Na piedade popular, Novembro é o «Mês das Almas». É oportuno, neste contexto, reler o Directório sobre a piedade popular e a Liturgia, publicado pela Congregação para o Culto Divino e a Disciplina dos Sacramentos em 2001, que dedica o seu capítulo VII ao tema do «sufrágio pelos defuntos».
O ponto de partida da reflexão é fé na ressurreição dos mortos, «elemento essencial da revelação cristã», que «implica uma visão peculiar do inelutável e misterioso evento da morte» (n. 249). «A morte é a passagem à plenitude da verdadeira vida, pelo que a Igreja, subvertendo a lógica e as perspectivas deste mundo, chama ao dia da morte do cristão “dies natalis”, dia do seu nascimento para o céu» (Ibid.). «Segundo a fé da Igreja, já começámos no nosso baptismo a “morrer com Cristo”; nele, o discípulo do Senhor já está sacramentalmente «morto com Cristo», para viver uma vida nova; e, se ele morrer na graça de Cristo, a morte física selará aquele “morrer com Cristo” e fá-lo-á chegar à consumação, incorporando-o plenamente para sempre em Cristo Redentor» (n. 250).
«Os sufrágios são uma expressão cultual da fé na comunhão dos Santos» (n. 25 1).
Esta fé encontra a ocasião de se exprimir na celebração do sacrifício eucarístico e em muitas outras expressões de piedade como orações, esmolas, obras de misericórdia. Ocasião privilegiada para estes sufrágios são as celebrações exequiais que têm na celebração eucarística o seu momento culminante (n. 252). Mas a Igreja oferece o sacrifício eucarístico pelos defuntos em muitas outras ocasiões:
«a celebração da Missa em sufrágio das almas dos defuntos é o modo cristão de recordar e de prolongar, no Senhor, a comunhão com todos os que passaram o limiar da morte» (n. 255). Neste contexto é particularmente sentida pela piedade cristã a comemoração de todos os Fiéis Defuntos, no dia 2 de Novembro. Entretanto, na Liturgia quotidiana a Igreja sempre recorda e intercede pelos seus filhos que já partiram deste mundo «marcados com o sinal da fé», tanto na celebração da Eucaristia, como nas preces de Vésperas (Ibid.).
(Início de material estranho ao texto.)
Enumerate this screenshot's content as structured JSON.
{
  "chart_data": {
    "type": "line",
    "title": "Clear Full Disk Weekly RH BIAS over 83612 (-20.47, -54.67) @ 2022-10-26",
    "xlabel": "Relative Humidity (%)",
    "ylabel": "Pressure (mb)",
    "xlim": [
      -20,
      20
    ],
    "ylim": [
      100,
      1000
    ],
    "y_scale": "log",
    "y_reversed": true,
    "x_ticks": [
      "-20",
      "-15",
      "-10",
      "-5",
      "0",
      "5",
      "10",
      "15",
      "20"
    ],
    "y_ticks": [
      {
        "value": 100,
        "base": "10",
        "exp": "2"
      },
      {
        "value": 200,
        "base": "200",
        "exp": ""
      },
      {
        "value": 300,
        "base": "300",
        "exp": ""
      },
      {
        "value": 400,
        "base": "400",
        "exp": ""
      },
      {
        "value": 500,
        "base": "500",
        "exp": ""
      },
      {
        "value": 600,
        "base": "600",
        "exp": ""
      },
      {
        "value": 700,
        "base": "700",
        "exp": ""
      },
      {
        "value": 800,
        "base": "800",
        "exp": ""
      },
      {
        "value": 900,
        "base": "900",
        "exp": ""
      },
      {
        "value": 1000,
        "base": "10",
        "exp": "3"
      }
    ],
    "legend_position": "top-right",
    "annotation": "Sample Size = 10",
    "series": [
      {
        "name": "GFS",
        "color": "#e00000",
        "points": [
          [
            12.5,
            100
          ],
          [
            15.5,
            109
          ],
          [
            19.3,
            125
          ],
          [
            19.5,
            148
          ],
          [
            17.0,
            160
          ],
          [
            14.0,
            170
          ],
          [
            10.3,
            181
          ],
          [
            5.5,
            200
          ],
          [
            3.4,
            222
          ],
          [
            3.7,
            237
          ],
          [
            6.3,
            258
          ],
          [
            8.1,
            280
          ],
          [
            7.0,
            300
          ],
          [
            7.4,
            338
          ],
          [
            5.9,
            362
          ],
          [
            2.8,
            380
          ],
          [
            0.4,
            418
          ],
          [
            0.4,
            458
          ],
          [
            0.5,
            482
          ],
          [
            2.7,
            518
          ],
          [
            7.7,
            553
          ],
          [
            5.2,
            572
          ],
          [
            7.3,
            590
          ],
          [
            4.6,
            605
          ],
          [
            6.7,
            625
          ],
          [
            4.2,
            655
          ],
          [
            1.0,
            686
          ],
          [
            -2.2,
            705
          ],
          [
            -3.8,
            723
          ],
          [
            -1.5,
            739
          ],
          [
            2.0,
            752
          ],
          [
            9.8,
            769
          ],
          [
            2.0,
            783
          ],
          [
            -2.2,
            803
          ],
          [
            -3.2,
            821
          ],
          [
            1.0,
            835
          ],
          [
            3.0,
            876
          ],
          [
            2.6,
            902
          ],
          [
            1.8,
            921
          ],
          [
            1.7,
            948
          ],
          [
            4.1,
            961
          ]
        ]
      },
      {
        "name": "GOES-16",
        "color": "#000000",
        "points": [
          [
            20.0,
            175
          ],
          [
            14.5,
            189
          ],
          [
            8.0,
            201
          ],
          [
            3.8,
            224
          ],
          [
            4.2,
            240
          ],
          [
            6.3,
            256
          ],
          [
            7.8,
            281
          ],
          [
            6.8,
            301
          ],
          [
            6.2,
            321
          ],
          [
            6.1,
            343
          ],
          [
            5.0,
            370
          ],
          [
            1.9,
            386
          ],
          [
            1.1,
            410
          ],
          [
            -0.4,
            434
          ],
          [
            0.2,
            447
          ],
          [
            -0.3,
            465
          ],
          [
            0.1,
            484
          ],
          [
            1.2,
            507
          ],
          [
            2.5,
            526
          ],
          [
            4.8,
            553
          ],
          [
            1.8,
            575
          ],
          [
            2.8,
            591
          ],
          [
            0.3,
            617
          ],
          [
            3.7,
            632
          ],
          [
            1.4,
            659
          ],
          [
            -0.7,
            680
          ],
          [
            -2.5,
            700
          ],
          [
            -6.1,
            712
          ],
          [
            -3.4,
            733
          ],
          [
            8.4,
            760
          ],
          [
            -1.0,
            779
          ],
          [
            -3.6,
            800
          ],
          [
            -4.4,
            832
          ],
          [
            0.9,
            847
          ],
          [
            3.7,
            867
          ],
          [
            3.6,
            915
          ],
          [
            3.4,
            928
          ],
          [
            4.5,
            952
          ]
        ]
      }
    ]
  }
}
O Directório recorda a conveniência de «educar o sentir dos fiéis à luz da celebração eucarística, na qual a Igreja ora para que sejam associados à glória do Senhor ressuscitado todos os fiéis defuntos, de todos os tempos e lugares, evitando o perigo de uma visão possessiva ou particularista da Missa pelo “seu” defunto» (n. 255).
Na memória dos defuntos, sublinha o Directório, «a questão da relação entre liturgia e piedade popular deve enfrentar-se com muita prudência e tacto pastoral, quer no que se refere aos aspectos doutrinais quer quanto à harmonização entre acções litúrgicas e exercícios de piedade» (n. 256). «Antes de mais, é preciso que a piedade popular seja iluminada pelos princípios da fé cristã» (n. 257): o sentido pascal da morte dos baptizados; a imortalidade da alma; a comunhão dos Santos; a ressurreição da carne; a manifestação gloriosa de Cristo «que há-de vir para julgar os vivos e os mortos»; a retribuição segundo as obras de cada um; e a vida eterna (Ibid.).
No n. 258, o Directório enumera concretamente, alguns desvios que importa evitar:
— o perigo da sobrevivência na piedade popular para com os defuntos de elementos ou aspectos inaceitáveis do culto pagão dos antepassados;
— a invocação dos mortos para divinatórias;
— a atribuição aos sonhos sobre defuntos de significados e de efeitos imaginários, cujo receio, frequentemente, condicionam o agir dos fiéis;
— o risco de que se insinuem formas crença na reincarnação;
— o perigo de negar a imortalidade da alma e de separar o evento morte da perspectiva de ressurreição, de tal forma que a religião apareça, por assim dizer, como uma religião dos mortos;
— a aplicação das categorias espácio-temporais à condição dos defuntos.
A prática pastoral procurará prevenir tudo isso estando, porém, muito atenta a não cair no erro doutrinal e pastoral mais difundido na sociedade moderna que consiste no
« ocultamento da morte e dos seus sinais» (n.269).